The internet has become an ocean of noise…

So it is our responsibility to stay afloat.


The internet is a mythical beast. Like ghosts, aliens, luck, a god of your choosing or Miley Cyrus: if you do not believe in it then it ceases to exist.

The internet provides us with essential tools of communication. It has enchanted many with the power of expression and this empowerment is something to be celebrated. The phenomenon of sharing content however is doing three things that simultaneously hinder the quality of what we read online.

Firstly it is affecting our ability to seek out relevant information online. Users simply log-in to a particular page and wait to be told what is relevant. The internet in this circumstance is simply a reflection of society’s own inability to think for itself.

The second, which is linked to the first point in many ways, is that content-makers are becoming increasingly lazy. If you read Buzzfeed for example, you are enabling the laziest form of what they would like to call journalism but is really just a cut and paste of other people’s opinions, photos and stories. Buzzfeed, Huffington Post and the countless other sites that exist purely to drive traffic are like writer’s rooms but without the payoff of something quality worth pitching. It is simply a collection of ideas that a group of people have found elsewhere happening on the internet.

The endless amount of content, particularly that which is being shared has a third impact: it gradually reduces the quality of our information in a way that makes it almost inaccessible. The manipulation of search engines and the shift towards such huge amounts of unchecked and illegitimate plagiarism across the web ensures that in order to find trustworthy sources of integrity and intelligence is proving a laborious and often fruitless task.

It seems the tools we have at our disposal are not equipped to perform a function whereby they can weed out stories that are a replication of an earlier story, where someone has blatantly plagiarised content to serve the purpose of their own “news site” or blog. It seems thousands of ‘outlets’ are reporting the news without doing any actual journalism.

Here’s a good example. Person A does something and is reported by news website B based on something they read on Twitter. News websites C, D, E, F, G, H, I and J all report exactly the same story without any validation of the facts and without checking the integrity of the source, which they believe to be (newspaper B). Because the only concern is attracting page hits in order to generate revenue, the focus these days is not so much on reporting the news but to report what is already being reported elsewhere. This results in a dull, repetitive noise all chanting the same thing for our eyes and ears to learn and consume and then share.

I've seen evidence recently of a news source I always trusted fragrantly lie about events in such a way as to emote a response from it’s readers in a way I never thought an objective press organisation would do. It decided to carry an agenda that the US is calling the world to follow probably because it is about to launch a US version of it’s newspaper in the near future. I am not too proud to admit my mistake in trusting this news source for so many years but it made me wonder how many others would glaze over such an erroneous judgement call in order to not have to look elsewhere for their news or to spend any time at all pursuing alternative sources. I think that’s the real problem here: our laziness and dependence on literal “browsing” contributes to an apathetic indifference.

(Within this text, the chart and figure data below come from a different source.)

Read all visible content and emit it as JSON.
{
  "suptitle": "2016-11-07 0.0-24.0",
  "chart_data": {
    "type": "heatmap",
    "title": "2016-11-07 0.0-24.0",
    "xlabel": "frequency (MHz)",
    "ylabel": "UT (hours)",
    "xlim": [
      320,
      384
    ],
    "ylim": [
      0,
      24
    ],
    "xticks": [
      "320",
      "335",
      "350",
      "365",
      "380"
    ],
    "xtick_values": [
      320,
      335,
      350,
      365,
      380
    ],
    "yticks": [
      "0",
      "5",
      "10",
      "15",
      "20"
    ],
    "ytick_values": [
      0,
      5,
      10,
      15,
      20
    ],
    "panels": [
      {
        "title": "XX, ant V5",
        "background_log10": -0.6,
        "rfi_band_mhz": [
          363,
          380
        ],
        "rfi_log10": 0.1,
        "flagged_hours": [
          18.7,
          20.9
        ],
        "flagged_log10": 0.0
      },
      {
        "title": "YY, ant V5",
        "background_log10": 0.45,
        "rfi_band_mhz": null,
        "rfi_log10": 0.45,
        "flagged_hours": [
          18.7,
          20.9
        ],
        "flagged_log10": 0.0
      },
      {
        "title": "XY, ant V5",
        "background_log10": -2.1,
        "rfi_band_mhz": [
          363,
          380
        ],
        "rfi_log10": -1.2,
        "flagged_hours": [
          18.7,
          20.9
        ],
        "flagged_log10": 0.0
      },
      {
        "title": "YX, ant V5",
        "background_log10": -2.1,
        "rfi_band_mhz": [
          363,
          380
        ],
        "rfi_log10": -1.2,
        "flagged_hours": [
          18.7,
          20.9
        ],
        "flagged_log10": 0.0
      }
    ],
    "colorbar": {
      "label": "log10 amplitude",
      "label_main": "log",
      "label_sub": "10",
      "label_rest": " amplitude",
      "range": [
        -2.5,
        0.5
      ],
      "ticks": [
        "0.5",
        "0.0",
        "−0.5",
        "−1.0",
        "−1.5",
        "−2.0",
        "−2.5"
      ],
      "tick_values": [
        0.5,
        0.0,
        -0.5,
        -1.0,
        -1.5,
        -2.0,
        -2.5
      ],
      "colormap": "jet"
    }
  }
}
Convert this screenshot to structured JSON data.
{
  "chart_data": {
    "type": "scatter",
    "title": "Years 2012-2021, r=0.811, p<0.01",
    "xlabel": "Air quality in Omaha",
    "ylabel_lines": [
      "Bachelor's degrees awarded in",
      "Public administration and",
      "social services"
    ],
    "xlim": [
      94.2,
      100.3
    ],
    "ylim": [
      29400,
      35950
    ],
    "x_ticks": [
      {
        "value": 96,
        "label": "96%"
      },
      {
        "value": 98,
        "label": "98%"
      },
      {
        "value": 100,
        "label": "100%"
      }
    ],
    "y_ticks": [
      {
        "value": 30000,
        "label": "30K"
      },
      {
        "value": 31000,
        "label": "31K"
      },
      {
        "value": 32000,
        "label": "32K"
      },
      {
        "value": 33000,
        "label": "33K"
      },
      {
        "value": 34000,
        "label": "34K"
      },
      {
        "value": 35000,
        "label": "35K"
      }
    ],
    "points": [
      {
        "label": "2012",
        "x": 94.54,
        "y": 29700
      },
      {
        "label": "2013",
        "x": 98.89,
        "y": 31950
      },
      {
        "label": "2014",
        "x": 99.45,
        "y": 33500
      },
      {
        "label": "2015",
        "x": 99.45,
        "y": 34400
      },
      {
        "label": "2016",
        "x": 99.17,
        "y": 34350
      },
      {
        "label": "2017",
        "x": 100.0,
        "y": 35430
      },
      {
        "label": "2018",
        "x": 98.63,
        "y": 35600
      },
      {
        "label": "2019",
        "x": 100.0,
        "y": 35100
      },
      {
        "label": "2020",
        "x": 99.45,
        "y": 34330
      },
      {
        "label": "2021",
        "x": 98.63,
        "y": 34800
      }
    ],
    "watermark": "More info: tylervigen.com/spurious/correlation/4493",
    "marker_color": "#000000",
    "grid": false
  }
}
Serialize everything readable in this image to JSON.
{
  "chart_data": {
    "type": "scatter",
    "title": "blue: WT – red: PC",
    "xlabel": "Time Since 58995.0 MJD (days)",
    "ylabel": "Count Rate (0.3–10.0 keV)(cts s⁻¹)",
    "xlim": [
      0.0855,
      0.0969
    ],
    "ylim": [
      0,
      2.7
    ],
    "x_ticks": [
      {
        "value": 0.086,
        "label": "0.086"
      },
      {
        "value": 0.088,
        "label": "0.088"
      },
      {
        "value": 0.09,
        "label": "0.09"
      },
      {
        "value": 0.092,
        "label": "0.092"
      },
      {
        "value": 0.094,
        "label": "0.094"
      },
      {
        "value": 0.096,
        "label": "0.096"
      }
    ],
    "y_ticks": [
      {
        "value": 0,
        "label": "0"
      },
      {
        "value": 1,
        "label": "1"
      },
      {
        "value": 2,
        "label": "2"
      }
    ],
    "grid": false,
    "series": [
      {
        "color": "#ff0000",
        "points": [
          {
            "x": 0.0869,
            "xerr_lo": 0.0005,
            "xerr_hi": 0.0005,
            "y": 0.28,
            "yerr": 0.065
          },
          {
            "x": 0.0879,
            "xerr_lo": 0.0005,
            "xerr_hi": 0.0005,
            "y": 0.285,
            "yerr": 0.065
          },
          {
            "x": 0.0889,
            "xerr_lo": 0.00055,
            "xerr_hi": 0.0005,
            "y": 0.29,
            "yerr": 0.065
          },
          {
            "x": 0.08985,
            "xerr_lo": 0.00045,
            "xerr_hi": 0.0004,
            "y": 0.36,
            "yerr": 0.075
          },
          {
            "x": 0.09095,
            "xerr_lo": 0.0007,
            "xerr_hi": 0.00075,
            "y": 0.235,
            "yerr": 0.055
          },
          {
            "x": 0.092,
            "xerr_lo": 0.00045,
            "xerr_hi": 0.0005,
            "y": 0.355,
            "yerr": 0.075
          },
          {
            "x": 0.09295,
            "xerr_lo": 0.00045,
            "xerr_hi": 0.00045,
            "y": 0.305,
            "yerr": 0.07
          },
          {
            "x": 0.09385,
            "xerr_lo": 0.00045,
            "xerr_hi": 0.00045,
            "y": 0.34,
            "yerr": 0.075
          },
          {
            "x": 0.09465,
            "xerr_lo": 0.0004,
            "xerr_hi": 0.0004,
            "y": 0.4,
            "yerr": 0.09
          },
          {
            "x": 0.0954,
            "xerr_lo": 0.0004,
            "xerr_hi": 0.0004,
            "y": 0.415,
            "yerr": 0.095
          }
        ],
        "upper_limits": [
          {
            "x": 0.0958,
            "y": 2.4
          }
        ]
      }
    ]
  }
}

It’s far easier to see the world in terms of opposites and this kind of storytelling is how news organisations prefer to structure their output, for ease of reference, continuation and to build a story arc they can refer back to for future reference. Sadly, the truth is often far too complex to be broken down in this way, too complex for mob-rule or for the internet to be judge, trial and jury in 140 characters (or less). It is a dangerous reality that social media has become so powerful as to label someone guilty, or a nation guilty, or a politician guilty before the facts have emerged.

In order for the truth to prevail, we need to make more of an effort to read between the lines, question our sources and stop focusing on only major elements of a story. If you’re not asking five questions from everything you read on a given issue you are likely missing or overlooking the small nuances which point to the truth. Remember, all news is deliberate, a careful selection of what someone else deems important. It’s why news without an agenda, a fully objective source of information is so often hard to find. So before you click share, think about what has been written, who by, for what purpose and what they may have missed out. Will your sharing be doing any good? Are there potential victims of your actions? Can a tweet, a solitary brainfart from some angry idiot and a keyboard really summarise all of your thoughts on a given subject?

The internet is not as important as we have been lead to believe. It can still be harnessed and steered towards something that isn't the online equivalent of an imbecile stood on a soapbox screaming nonsense at passers by on the high street corner [the sad thing about this analogy is that online users actually take notice]. All it takes is that aforementioned effort on our part to help quell the noise being made by sharing louder than everyone else.

I'll leave you with a quote that succinctly puts most of my thoughts on this topic into one sentence. This uphill struggle starts with us and it is our responsibility to acknowledge the internet is only good or as honest as we’re willing to make it.

“A lie can run round the world before the truth has got its boots on”.